LIVER TRANSPLANT FOR INTRAHEPATIC CHOLANGIOCARCINOMA
Historical results for LT in Intrahepatic cholangiocarcinoma
Due to poor outcomes related to LR and the great advances in the field of transplant oncology, particularly
regarding another primary liver tumor such as hepatocellular carcinoma (HCC), the last decade has seen a
significant increase in the interest in LT in iCCA. Because of its rarity and non-specific imaging findings,
most of the data regarding iCCA and LT is incidental. Initial publications regarding iCCA on explant
specimens of LT date back to as early as the late 1980s, where outcomes were very poor [41,50] . O’Grady
reported a total of 26 cholangiocarcinomas (13 “peripheral” and 13 “central”), with dismal 1-year OS results
between 30%-38% for both groups, and almost 100% of recurrence for those patients who survived 1 year.

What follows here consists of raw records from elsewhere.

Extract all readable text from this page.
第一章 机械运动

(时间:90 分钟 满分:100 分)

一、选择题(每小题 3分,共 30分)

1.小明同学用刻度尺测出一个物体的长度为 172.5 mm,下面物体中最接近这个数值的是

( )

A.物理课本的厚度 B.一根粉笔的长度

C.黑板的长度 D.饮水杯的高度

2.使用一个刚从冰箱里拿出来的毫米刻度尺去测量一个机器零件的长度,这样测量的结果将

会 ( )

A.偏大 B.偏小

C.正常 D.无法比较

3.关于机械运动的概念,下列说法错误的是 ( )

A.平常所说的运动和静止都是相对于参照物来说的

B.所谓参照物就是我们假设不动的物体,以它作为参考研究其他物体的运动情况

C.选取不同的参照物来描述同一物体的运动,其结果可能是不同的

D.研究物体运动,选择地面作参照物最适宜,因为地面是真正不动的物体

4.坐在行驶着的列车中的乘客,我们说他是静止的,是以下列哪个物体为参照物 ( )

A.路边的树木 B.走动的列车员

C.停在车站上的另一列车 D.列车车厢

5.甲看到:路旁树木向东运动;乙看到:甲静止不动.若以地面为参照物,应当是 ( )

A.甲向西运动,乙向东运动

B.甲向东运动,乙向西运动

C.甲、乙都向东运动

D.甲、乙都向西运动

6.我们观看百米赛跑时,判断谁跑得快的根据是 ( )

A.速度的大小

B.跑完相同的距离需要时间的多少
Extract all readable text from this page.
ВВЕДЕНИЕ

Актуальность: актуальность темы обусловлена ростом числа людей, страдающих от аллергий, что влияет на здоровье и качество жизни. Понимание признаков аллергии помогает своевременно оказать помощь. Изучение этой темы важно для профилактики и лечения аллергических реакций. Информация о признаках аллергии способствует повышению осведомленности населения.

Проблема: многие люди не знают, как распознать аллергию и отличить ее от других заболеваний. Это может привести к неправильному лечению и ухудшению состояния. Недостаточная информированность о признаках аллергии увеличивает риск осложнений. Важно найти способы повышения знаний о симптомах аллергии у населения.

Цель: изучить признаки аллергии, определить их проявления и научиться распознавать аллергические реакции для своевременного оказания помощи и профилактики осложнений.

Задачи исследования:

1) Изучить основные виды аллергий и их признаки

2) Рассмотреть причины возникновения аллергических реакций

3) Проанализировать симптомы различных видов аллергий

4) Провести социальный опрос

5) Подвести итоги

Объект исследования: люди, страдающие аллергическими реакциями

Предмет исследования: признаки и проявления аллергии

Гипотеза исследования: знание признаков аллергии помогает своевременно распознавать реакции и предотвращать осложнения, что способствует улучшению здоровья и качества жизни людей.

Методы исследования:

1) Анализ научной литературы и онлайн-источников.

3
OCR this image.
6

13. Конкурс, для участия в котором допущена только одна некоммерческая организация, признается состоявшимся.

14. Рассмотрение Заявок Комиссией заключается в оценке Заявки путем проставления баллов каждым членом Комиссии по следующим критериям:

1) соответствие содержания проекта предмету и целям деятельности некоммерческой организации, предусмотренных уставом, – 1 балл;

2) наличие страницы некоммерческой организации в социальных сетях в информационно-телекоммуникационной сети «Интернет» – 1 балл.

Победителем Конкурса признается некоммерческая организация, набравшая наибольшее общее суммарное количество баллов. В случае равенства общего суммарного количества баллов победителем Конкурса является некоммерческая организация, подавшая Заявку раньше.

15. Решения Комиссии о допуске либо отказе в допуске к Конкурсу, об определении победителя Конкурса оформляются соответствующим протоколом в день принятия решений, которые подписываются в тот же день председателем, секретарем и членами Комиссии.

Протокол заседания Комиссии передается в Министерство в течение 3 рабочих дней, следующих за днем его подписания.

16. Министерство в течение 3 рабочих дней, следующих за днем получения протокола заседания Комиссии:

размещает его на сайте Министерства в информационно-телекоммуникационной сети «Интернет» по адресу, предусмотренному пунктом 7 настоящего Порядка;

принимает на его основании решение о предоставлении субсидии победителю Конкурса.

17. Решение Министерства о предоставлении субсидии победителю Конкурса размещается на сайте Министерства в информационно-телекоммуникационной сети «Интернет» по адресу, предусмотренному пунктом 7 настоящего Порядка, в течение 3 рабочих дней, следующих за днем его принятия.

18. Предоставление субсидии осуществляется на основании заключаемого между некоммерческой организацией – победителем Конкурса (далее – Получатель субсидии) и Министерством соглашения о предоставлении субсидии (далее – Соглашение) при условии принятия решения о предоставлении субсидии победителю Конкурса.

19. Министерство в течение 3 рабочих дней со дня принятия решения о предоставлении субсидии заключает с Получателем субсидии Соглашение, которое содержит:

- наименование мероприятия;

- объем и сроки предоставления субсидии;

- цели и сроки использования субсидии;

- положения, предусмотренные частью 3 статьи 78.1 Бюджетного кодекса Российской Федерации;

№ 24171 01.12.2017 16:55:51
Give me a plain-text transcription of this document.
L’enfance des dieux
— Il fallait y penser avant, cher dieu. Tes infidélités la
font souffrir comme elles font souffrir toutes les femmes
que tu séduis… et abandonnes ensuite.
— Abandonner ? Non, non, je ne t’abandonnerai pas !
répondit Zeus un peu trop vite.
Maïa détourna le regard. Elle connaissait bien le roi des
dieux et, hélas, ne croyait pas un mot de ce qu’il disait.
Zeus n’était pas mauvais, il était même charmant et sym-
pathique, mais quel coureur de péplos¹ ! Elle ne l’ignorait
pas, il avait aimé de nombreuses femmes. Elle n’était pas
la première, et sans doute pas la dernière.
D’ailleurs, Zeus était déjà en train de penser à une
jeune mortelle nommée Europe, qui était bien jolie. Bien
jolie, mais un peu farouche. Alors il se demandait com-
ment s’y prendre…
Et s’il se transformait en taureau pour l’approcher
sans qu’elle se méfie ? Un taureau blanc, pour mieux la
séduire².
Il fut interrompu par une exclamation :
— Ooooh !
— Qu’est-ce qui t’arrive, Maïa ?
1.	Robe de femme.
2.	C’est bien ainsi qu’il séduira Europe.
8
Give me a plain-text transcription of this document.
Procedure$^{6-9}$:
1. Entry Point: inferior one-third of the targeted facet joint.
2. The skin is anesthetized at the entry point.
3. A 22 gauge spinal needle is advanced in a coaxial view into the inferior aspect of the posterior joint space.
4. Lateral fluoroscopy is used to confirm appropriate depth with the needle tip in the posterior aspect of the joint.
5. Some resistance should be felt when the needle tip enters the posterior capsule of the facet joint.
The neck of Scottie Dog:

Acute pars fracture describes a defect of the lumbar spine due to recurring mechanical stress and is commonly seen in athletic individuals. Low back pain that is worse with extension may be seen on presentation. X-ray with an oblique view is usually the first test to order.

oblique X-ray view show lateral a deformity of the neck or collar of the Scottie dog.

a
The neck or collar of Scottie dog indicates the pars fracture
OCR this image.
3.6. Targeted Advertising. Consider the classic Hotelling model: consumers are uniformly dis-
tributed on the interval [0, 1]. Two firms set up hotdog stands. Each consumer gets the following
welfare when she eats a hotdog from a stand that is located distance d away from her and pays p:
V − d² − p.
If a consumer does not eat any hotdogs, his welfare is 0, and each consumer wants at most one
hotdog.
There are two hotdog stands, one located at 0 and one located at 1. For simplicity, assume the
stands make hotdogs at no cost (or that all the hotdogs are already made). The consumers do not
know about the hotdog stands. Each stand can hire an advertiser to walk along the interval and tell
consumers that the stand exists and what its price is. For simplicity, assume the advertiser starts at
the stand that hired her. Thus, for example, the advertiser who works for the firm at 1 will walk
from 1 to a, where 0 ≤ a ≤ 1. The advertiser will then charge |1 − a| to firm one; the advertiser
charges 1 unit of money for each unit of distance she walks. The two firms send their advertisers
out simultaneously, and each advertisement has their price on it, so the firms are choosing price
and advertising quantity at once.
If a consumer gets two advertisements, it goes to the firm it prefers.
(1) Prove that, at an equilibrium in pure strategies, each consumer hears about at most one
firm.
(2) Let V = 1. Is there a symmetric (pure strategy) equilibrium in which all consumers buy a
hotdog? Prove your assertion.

Studies that followed the next 20 years also proved quite disappointing [39,40,42-44,51] . In light of these
discouraging results, iCCA has been considered a relative and even absolute contraindication for LT in most
centers for the last decades. The recent flare-up and increase in interest for LT in iCCA may be related to
different factors: On one hand, it could be linked to the encouraging results observed in HCC using the
[52]
BCLC staging system and in perihilar cholangiocarcinoma and transplantation following the Mayo Clinic
protocol ; On the other hand, it might be influenced by the work of Sapisochin et al. [48,49] . In 2014, a
[53]
retrospective study analyzing outcomes of LT with specimen findings of an iCCA in 16 Spanish centers was
published. Most centers enlisted patients according to Milan criteria. In a 10-year period, over 7000 patients
were transplanted for end-stage liver disease (ESLD), of which 1% (29 patients) presented unexpected iCCA
on the explant specimens, eight of which were classified as "Very early" iCCA (< 2 cm). With a mean follow-
up of 3 years for the cohort, the recurrence rate was 24,1%, with a 5-year DFS of 71%. The 5-year actuarial
rate was 45%. However, when performing a subgroup analysis of the 8 patients with very early iCCA, no
patient experienced recurrence and had an impressive 5-year survival rate of 71%. Although the small
sample size limited the statistical value of the study, a benefit for this population seemed evident, with a 2-
cm size cutoff value univariately associated with poorer survival. This was perhaps the initial step towards
the current paradigm shift regarding LT in iCCA. A couple of years later, in 2016, Sapisochin et al.